Her Silent Cry (Detective Josie Quinn Book 6)(49)



Oaks walked up beside her. “What’s on your mind?”

Josie pointed to the chair. “That’s bothering me.”

“The office?”

“The chair. If she stood up and pushed her chair back, it wouldn’t be that far across the room.” Josie stepped back into the room, positioning herself between the chair and the desk. Oaks followed.

“You would only need this much room if you were trying to get under the desk.”

“Maybe she dropped something,” Oaks suggested.

Josie dropped to her hands and knees and peered beneath the desk. There, all the way in the back, against the wall, was a small mass of white paper. Josie wrestled her phone from inside her Tyvek suit and turned on her flashlight app, shining it onto the crumpled paper.

Oaks squatted and looked in over her shoulder. “See,” he said. “She dropped a piece of paper.”

Josie studied it a moment more, realizing quickly where she’d seen something like this before. “It’s not a piece of paper,” she said. “It’s a chrysalis.”

“What?” Oaks asked.

“A cocoon,” Josie said. “It looks exactly like the one I saw inside Lucy Ross’s desk at school. Oaks, she was here. Lucy was here. The killer brought her with him. That’s why Wendy Kaplan let him in. She put Lucy in here while she and this guy talked in the kitchen.”

“That means Lucy could have seen the struggle, the murder,” Oaks said.

“Or maybe she just heard it and so she hid under here. When he was done, he came in here looking for her.”

“He tossed the chair back,” Oaks said. “Dragged her out from under there.”

“But she left this,” Josie said.

“You think a seven-year-old is smart enough to leave us a clue that she’s alive?” Oaks asked.

“I think that this gave her something to focus on besides what was happening in the other room. She’s doing whatever she can to mentally distance herself from whatever she’s seeing and experiencing,” Josie answered. “But if she’s still alive, we’ve got a chance of bringing her home.”





Thirty





I woke up and she was gone. My nose felt cold. Without her in the bed, the blanket did little to keep me warm. I crept out of the bed, to the door which was cracked. The outer rooms were dark. Even the glow of the television had been extinguished. Then I saw her, just a shadow, moving through the rooms. I watched her for several minutes. She had some sort of sack and she was throwing things into it. Finally, she came to the door. “Oh good,” she said. “You’re awake.”

I stared at her. She knelt down and touched my face. “Remember I told you we’d leave this place?”

“To go home?”

“Yes.”

I nodded.

“We’re leaving now. You have to be absolutely silent and still, do you understand?”

Again, I nodded. She scooped me up and carried me through the darkness. With infinite slowness, she turned the two locks on the big door that led outside and pulled it open a fraction at a time. The fresh air felt good against my skin. Anticipation tickled the back of my neck. I couldn’t wait to leave.

Once she stepped out into the night, she ran, jostling me against her, her bare feet slapping against the ground. Lights shone from overhead, casting circles on the sidewalk in front of us as we fled. Her breath was a series of gasps. She held me so tightly against her that my ribs ached.

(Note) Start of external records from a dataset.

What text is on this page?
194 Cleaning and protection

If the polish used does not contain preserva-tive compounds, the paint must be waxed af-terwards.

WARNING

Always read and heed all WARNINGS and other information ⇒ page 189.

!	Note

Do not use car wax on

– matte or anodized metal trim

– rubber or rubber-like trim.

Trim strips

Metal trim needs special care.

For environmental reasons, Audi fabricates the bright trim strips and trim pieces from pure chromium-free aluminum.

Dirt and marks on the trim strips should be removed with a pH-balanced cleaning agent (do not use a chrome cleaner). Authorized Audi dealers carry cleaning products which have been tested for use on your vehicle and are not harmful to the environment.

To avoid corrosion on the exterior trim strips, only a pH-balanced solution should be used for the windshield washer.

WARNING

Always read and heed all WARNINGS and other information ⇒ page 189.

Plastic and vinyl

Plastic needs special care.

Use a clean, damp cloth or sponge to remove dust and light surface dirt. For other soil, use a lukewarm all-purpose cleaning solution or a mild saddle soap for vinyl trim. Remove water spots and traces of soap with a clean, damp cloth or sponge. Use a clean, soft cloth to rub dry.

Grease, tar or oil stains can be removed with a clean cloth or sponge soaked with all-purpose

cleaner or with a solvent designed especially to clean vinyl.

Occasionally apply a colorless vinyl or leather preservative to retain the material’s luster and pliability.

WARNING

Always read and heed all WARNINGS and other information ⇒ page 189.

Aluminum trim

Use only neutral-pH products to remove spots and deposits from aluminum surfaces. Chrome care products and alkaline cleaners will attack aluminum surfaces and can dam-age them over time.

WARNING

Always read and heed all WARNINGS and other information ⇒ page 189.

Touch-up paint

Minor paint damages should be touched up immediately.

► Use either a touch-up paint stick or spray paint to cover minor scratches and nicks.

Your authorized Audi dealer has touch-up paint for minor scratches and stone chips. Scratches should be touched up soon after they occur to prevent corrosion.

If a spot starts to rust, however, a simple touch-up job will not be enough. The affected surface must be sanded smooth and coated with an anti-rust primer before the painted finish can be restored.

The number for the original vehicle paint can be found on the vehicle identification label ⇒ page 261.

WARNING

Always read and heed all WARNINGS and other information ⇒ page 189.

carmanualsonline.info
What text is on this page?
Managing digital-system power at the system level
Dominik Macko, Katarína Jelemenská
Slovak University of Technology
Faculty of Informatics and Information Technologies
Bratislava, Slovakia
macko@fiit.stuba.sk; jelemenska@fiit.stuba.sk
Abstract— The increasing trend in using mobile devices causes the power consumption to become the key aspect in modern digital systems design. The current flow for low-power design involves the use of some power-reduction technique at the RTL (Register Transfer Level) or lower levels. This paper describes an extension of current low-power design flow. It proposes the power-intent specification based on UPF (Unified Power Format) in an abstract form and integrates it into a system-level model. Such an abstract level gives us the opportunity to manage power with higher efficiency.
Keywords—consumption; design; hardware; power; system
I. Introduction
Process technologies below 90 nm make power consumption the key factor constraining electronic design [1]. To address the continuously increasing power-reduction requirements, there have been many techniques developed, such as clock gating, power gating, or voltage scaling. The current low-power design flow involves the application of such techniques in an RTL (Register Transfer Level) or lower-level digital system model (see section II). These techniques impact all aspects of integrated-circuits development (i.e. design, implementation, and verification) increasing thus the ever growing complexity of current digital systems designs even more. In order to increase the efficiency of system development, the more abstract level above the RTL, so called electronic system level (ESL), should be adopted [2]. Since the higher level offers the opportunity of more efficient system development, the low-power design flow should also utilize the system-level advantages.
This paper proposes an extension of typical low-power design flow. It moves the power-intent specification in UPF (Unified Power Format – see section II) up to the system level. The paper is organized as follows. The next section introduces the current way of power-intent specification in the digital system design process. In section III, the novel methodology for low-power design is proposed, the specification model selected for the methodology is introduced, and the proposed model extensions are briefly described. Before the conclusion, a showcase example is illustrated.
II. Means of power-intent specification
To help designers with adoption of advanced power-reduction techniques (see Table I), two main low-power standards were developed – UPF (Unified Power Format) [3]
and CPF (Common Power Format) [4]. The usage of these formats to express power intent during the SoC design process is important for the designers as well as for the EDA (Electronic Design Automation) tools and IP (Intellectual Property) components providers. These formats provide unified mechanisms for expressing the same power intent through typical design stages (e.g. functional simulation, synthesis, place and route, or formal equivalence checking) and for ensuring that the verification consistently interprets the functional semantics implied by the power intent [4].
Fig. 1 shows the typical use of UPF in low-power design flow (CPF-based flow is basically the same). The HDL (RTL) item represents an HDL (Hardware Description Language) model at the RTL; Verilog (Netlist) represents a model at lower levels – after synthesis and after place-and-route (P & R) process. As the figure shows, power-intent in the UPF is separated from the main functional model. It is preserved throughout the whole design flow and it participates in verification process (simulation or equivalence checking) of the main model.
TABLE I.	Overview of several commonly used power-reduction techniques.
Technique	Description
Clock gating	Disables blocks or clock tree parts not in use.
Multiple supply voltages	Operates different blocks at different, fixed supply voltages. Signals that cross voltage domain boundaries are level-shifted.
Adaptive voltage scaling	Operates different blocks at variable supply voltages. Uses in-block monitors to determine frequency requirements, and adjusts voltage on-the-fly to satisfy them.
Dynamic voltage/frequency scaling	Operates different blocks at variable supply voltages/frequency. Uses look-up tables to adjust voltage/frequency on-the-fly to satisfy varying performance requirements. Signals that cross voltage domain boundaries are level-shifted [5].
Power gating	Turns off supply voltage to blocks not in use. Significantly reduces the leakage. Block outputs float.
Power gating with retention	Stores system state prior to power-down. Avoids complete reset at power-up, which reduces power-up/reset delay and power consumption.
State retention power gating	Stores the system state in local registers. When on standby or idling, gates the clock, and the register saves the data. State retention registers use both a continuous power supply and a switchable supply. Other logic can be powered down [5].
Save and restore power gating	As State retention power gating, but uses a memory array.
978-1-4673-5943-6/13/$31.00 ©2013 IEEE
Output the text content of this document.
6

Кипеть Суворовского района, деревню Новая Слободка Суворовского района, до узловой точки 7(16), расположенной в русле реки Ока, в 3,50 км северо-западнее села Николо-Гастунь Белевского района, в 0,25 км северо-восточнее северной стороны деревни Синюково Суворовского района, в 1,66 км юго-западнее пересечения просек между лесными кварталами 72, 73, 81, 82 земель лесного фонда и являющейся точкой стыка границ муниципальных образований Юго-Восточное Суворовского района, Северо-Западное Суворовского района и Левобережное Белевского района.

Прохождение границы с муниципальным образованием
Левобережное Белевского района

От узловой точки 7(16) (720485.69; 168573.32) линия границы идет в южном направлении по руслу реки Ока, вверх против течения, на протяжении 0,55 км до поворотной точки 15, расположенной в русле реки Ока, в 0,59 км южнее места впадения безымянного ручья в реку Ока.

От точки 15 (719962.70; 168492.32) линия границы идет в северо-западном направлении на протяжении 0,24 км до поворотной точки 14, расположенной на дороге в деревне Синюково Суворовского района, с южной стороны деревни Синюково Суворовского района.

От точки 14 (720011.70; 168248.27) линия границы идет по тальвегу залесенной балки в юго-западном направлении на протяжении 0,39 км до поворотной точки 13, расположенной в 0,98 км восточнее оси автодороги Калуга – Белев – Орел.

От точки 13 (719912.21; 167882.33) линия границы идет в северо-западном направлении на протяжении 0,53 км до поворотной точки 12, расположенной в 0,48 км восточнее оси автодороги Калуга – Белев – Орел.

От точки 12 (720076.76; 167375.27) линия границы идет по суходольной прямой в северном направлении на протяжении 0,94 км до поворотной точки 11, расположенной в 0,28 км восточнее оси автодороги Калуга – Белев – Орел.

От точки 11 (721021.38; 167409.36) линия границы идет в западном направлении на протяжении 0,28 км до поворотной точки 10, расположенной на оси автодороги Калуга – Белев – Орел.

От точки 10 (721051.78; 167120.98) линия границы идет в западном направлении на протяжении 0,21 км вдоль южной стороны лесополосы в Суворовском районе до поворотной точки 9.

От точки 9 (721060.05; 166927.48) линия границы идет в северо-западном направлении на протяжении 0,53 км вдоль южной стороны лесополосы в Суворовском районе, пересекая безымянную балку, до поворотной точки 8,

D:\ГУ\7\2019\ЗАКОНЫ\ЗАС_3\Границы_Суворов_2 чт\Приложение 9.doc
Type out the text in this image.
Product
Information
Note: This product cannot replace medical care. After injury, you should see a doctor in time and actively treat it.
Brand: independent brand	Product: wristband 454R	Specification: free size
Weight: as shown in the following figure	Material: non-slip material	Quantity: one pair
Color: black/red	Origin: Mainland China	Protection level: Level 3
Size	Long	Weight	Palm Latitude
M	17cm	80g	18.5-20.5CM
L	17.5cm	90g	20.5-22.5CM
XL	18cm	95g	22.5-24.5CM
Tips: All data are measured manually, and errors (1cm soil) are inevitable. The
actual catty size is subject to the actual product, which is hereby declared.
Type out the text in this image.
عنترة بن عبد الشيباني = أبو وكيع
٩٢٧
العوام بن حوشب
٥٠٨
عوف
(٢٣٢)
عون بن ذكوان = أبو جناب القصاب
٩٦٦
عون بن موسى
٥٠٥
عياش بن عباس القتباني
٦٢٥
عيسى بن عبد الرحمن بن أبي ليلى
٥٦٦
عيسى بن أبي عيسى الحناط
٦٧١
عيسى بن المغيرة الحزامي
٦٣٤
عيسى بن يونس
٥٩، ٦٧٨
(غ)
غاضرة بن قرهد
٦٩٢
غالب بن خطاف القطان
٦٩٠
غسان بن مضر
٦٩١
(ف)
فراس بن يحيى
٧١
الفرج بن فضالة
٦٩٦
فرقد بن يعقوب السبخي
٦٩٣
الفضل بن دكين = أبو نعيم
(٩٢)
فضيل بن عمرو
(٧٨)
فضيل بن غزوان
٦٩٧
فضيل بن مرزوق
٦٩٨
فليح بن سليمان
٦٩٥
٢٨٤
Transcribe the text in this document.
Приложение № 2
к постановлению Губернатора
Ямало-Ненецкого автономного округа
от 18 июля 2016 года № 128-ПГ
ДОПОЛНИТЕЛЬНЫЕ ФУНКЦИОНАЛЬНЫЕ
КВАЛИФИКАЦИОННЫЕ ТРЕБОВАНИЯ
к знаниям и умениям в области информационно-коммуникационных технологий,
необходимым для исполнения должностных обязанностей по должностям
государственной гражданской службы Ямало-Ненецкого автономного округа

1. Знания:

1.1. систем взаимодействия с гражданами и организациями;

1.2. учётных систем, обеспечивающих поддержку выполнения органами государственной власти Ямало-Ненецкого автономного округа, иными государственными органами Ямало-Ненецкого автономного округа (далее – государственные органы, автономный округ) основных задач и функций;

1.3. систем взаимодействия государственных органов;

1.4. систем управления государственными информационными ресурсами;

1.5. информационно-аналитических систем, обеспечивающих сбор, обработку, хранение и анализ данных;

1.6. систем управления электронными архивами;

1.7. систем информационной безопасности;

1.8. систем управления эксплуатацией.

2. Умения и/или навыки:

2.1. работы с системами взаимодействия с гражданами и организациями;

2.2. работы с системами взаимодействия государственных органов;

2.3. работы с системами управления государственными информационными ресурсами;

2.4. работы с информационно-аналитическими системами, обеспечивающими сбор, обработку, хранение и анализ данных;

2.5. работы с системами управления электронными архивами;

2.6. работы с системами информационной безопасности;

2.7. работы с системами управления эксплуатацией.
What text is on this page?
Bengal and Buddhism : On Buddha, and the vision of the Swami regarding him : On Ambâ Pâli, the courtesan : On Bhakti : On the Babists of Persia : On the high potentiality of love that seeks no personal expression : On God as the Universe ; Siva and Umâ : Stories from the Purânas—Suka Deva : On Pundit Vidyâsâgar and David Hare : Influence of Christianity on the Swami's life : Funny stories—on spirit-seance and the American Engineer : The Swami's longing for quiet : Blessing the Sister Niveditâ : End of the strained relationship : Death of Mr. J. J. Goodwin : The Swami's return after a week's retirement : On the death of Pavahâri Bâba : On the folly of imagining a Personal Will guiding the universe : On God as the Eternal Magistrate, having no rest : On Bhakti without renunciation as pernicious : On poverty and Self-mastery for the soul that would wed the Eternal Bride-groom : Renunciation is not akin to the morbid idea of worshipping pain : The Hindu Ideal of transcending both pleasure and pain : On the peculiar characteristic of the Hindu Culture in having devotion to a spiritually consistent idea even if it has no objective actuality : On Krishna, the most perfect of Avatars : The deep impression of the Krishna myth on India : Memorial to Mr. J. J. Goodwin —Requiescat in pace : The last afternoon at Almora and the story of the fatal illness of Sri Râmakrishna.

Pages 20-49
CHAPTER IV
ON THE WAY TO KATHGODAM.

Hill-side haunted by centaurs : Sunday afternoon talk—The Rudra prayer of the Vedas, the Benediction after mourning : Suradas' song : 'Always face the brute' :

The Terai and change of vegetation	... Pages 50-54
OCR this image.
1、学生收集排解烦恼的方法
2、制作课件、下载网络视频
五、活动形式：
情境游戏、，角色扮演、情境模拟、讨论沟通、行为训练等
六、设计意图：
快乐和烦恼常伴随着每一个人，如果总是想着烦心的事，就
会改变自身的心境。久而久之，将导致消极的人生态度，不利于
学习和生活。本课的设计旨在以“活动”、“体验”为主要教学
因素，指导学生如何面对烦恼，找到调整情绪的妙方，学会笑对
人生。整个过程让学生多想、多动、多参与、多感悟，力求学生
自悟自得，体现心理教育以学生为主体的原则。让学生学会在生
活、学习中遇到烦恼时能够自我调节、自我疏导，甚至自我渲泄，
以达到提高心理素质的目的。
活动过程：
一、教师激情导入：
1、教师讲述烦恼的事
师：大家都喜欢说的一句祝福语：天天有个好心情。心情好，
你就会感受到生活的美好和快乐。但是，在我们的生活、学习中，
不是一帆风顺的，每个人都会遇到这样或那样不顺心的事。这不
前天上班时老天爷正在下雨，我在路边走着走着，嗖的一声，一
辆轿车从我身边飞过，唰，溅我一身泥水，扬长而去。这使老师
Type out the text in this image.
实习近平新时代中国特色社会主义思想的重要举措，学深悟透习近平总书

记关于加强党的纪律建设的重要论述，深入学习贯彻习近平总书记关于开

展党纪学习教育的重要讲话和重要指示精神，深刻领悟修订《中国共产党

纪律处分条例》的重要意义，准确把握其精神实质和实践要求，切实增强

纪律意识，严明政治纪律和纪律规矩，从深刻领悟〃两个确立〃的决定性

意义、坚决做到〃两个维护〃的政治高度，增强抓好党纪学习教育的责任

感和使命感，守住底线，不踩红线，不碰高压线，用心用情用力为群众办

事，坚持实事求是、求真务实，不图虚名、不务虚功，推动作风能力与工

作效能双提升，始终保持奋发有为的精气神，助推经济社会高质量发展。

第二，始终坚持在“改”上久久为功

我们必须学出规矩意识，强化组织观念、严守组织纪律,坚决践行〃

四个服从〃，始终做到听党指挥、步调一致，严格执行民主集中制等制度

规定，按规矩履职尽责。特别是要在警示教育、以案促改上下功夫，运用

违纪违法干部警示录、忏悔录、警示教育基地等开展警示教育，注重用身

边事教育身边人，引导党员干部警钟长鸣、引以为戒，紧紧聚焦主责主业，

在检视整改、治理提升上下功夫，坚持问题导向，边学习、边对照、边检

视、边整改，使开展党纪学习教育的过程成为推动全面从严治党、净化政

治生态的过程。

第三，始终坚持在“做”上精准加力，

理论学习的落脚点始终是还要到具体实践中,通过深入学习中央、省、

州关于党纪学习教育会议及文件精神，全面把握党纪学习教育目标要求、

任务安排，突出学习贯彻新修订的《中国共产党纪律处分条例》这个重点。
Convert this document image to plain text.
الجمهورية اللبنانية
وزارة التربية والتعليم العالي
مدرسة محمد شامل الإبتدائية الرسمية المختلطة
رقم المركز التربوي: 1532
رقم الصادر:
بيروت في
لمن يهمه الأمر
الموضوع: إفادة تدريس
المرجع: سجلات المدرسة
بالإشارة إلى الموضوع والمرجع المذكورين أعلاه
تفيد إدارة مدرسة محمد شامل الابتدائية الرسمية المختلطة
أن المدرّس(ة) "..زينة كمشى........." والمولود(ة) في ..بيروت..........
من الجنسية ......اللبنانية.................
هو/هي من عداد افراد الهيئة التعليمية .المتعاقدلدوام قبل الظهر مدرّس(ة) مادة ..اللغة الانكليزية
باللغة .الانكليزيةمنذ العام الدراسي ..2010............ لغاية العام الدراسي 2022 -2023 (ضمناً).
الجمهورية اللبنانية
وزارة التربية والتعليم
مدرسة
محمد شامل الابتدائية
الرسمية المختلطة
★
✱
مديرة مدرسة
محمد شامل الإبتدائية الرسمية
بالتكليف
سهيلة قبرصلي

After several minutes, her pace slowed and her grip on me loosened. She looked behind us and when she turned to me once more, a smile split her face. It was the biggest smile I’d ever seen. “Do you hear that?” she whispered.

Confused, I glanced all around us, listening as hard as I could. There was nothing. “Hear what?” I asked.

“The silence,” she said. “We made it.” She set me down, holding onto my hands. “Come on. We have a long way to go still.”

There was a lightness about her then, a sort of joy that seemed to radiate from her. I felt it envelop me. I started to skip along beside her to keep up and she didn’t even tell me to stop.

It was only when a bright light appeared behind us that I felt tension in her hand. Then came a roaring noise, shattering the stillness of the night. She looked back and with a cry, turned and ran between two houses, dragging me along with her. I glanced back and saw two bright lights. They followed us, then stopped. A door slammed. Our bodies crashed against a fence. Then came his voice, sending ice down my spine.

“Just what the hell do you think you’re doing? Get back in the fucking truck. Now.”

“No,” she gasped. “No.”

Hands grabbed roughly at our fused form, dragging us backwards. I held tightly to her neck, not wanting to be separated from her.

“If you think I’m letting you take that kid, you’re out of your damn mind. I told you, I’ll kill you.”

He pushed us into the cab of the truck and the door slamming sounded like the last thing I might ever hear.





Thirty-One





Mettner was given the unenviable task of returning to the Ross home to let them know that Wendy Kaplan had been murdered. While Josie and Oaks were at the Kaplan scene, Gretchen called to say she had John Bausch, the bug expert, at the Denton PD headquarters.